In The duty of December 10, Marco Fortier and Anne-Marie Provost testify to a legitimate concern with regard to the failure rates in CEGEP. I add: and yet, the notation is far from being severe. It should not be forgotten that the DEC is not an exam marked anonymously, but that each teacher marks his own students. If there was unanimous and reasonable agreement on the requirements to achieve the 60% mark and if the marking of the scripts was anonymous, the failure rate would be alarming enough to knock out any minister of the Education of his torpor.
Let’s be clear: the present difficulties only partly reflect the drop in level and requirements, because the teachers inevitably “adapt” their grading, not to mention the fact that the pressure of some students to pass does not know comparable decline.
The most common response, the tireless response, the mechanical response to these increasing school difficulties is so-called “pedagogical” assistance. What exactly does it cover, what are its results, what is effective and what is not, it doesn’t matter: it takes more. A student does not work: how to teach him to “organize”? A pupil is regularly absent: how to “motivate” him? A student cheats: how to teach him to “manage his stress”?

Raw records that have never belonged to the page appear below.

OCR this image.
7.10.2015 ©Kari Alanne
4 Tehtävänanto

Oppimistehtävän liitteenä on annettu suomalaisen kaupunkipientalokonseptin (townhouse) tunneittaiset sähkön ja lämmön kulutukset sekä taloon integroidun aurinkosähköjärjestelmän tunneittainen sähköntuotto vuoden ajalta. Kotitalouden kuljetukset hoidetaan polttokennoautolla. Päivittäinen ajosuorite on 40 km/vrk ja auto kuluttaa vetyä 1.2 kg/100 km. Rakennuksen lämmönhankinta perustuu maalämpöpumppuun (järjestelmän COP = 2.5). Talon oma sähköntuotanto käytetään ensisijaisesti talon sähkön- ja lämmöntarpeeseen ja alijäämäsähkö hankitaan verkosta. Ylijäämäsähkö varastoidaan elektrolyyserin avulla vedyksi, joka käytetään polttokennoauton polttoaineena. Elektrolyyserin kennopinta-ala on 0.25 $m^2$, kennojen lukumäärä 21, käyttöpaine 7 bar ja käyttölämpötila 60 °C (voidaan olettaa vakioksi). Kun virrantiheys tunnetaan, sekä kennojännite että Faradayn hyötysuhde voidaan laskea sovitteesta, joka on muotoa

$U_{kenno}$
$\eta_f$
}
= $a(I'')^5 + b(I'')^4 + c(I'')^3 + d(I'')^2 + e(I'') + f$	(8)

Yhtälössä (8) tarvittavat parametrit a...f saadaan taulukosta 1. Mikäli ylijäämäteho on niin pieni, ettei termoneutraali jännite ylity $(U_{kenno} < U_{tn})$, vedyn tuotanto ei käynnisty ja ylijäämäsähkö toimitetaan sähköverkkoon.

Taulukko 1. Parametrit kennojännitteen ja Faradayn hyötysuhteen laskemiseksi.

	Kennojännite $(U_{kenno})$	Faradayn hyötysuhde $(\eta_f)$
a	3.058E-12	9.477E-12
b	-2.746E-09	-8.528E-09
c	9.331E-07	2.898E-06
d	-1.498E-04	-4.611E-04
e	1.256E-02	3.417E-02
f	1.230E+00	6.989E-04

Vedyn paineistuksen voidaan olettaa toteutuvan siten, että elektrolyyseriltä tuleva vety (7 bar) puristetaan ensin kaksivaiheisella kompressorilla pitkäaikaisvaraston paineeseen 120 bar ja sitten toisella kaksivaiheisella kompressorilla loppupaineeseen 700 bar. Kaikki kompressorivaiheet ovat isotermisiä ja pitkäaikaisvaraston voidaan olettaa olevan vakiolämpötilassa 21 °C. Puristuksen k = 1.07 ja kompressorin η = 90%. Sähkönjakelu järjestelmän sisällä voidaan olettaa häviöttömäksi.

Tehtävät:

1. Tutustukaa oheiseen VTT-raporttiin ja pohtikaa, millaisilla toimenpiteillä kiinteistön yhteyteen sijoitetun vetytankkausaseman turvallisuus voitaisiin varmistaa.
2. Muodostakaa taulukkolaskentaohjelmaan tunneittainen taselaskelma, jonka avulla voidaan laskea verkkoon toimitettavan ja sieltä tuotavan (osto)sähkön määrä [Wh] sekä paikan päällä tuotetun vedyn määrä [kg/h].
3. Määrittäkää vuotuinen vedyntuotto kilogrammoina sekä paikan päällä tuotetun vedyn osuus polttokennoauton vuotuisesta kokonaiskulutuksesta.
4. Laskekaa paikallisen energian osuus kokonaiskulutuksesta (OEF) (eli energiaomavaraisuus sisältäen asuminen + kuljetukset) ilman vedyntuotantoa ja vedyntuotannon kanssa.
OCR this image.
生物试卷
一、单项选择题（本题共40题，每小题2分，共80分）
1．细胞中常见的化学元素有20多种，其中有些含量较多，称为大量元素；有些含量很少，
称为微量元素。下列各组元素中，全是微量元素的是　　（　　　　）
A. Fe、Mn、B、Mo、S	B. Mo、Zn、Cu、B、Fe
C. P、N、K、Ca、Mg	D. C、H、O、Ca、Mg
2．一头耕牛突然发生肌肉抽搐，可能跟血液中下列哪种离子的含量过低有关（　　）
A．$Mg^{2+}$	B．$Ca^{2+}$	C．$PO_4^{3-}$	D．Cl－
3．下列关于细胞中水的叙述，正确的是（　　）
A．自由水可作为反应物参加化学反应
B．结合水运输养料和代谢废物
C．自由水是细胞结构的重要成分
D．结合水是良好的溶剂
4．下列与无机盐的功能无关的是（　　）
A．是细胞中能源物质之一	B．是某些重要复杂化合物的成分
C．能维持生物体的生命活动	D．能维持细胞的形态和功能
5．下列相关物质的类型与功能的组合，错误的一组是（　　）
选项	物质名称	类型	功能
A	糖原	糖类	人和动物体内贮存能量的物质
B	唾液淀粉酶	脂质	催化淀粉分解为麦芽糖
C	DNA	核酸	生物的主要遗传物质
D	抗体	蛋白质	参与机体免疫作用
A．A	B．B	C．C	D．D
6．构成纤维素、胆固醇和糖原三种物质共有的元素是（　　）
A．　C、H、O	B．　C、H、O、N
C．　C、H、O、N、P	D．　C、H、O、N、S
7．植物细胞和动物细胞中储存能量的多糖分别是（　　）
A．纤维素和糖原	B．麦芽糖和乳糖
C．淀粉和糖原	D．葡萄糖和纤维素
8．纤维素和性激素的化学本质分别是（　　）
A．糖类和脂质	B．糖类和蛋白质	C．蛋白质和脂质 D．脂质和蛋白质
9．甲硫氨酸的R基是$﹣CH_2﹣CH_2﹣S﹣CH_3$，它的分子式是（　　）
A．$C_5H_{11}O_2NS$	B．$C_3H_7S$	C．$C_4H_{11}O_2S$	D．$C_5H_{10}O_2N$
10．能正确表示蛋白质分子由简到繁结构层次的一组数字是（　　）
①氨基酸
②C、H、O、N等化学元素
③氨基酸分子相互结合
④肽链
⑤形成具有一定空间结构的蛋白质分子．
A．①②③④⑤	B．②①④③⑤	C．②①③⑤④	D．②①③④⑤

But pedagogical help and benevolence are not the only recourses available to us to improve the current situation of the school, in general, and of the CEGEP, in particular.
Welcome the students by promising them that we will help them and by showing our dedication, very good for the front side. But we could also not neglect the tails side, that of authority, which requires students to concentrate, make an effort, work, even deprive themselves, be present, forget themselves in order to open up namely, do not consult their cell phone during class, do not rely on cheating or pressure exerted on the marker to get a passing grade.
For this tail side to be something other than empty talk, for it to produce effects, for it to draw the greatest possible number of students into an atmosphere of work and effort, it takes more than words. , actions are needed, and, I dare say it, yes, I dare: constraints are needed.
Regarding absences, for example, there is an effective solution: make attendance mandatory. It is objected that CEGEP students are autonomous, that “it is up to them to take charge of themselves”. On education, as on many other subjects, the era preferred the modest veil which conceals to the crude truth which hurts. The truth is that among CEGEP students, some are indeed autonomous, but others are not, not yet, and it is these students, often the most fragile academically, who must be helped by the constraint.
It takes courage for an administration, I admit, to decide to help pupils to become autonomous and free by constraint (which went without saying for thinkers as different as Kant, Nietzsche or Hegel has become, we hardly believe it, subversive). But who really cares about CEGEP students, those who give in to the comfortable fashion of “benevolence” or those who, in an almost anarchic context, run the risk of helping students to become autonomous by constraint and to liberate through knowledge?
I will take another example. We can always establish a “contract” with the students at the beginning of the session by banning the cell phone: as Hobbes says, “pacts without the sword [sword] are just words [words] “. Without the sword, without the constraint, the cell phones grow in a class like the trumpets-of-death in autumn. Unless…unless you say that any student caught using their cell phone will be kicked out on the spot. And to keep your word.
You have to be blind not to see the damage of screens — or, let’s say, of their ordinary compulsive use — on children, pupils, students, teachers. And my question comes back: who cares the most about the new generations, those who are apparently benevolent with the students caught in the nets of their cell phones, or those who establish in their class, without any particular taste for the sword but without weakness for all that, the conditions of concentration for all?
I am not suggesting “returning to the old school”. The one I knew spared me neither slaps nor beatings, and I don’t regret her at all. We have made progress in this regard. Fortunately ! But we have regressed in other respects, and we are struggling and slow to recognize it. We equate any constraint with violence. We only pay lip service to effort. These misinterpretations are very expensive for the new generations.